In this project, we have performed multimodal emotion recognition on the publicly available MELD dataset, sourced from Kaggle. Along with the dataset, various encodings (text, audio, and bimodal fusion) were already generated and made available. Due to the absence of audio files, we utilized the pre-computed audio encodings. Although we attempted to generate video encodings, we were unsuccessful due to hardware limitations.
The MELD (Multimodal Emotion Lines Dataset) is a publicly available dataset. The industry benchmark for this dataset is:
- Accuracy: 68.7%
- F1 Score: 69.9
Our fusion model achieved:
- Accuracy: 54.75%
- F1 Score: 47.7
Additionally, we worked with a custom dataset, called MELD Embeddings where we generated and stored required encodings. The training set consists of 9989 examples, categorized into 7 emotion classes.

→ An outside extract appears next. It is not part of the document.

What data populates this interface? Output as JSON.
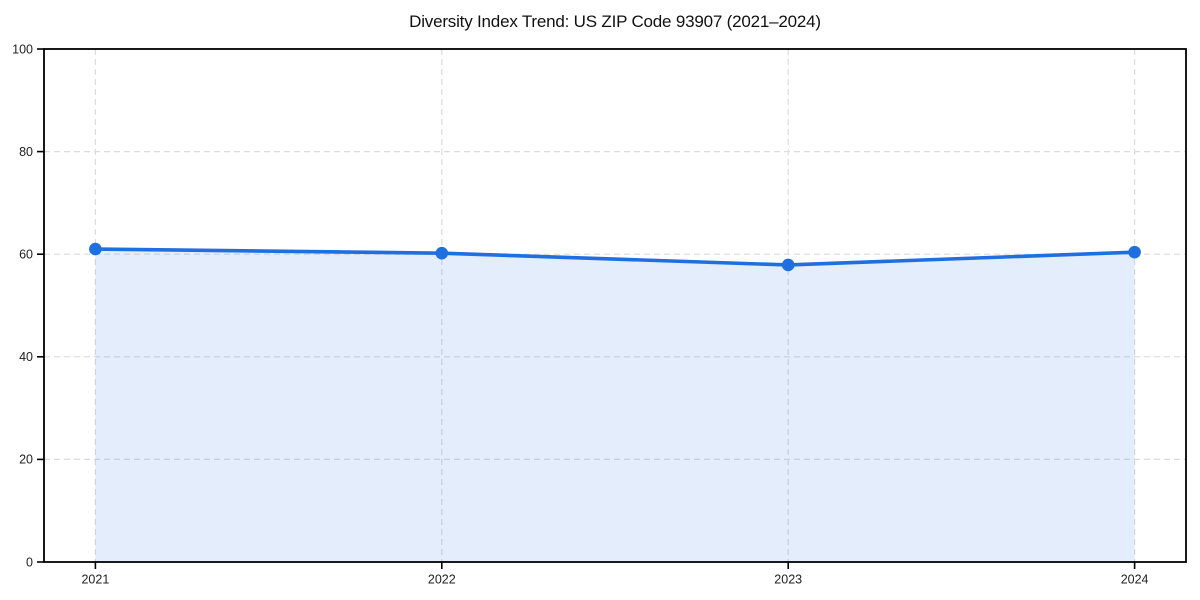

- Encodings were generated by passing each example through a BERT model in a one-shot manner.
- Each encoding was compressed into a 1D array of size 98304.
- Using a custom autoencoder, the tensor size was reduced to 1611.
- The autoencoder's encoder and decoder layers utilized:
- Deep neural networks
- ReLU activation (except the final layer)
- Dropout for regularization
- The pre-computed audio encodings from the MELD dataset were used (size: 1611 per encoding), as the raw audio files were not available.
-
The audio and text encodings were concatenated, resulting in encoding tensors of size 3222 for each example.
-
A Random Forest Classifier was applied with:
- 100 estimators
- Default hyperparameters
- Accuracy: 55.41%
- F1 Score: 46.61
-
The fused encodings were further reduced to a size of 64 using another custom autoencoder.
- Encoder and decoder layers used:
- Deep neural networks
- ReLU activation (except the final layer)
- Dropout for regularization
- Encoder and decoder layers used:
-
After encoding reduction, the Random Forest Classifier achieved:
- Accuracy: 54.75%
- F1 Score: 47.7
-
Other classifiers, such as XGBoost, AdaBoost, and Gradient Boost, were also tested, but the Random Forest Classifier provided the best results.
Access to more hardware and the ability to generate video encodings would likely improve accuracy and F1 scores. Further exploration of models and extensive hyperparameter tuning could also enhance performance.
This project has potential future applications, such as analyzing video and audio data to determine a person's emotions or sentiments. This could help assess whether someone is lying, has malicious intentions, or other psychological cues.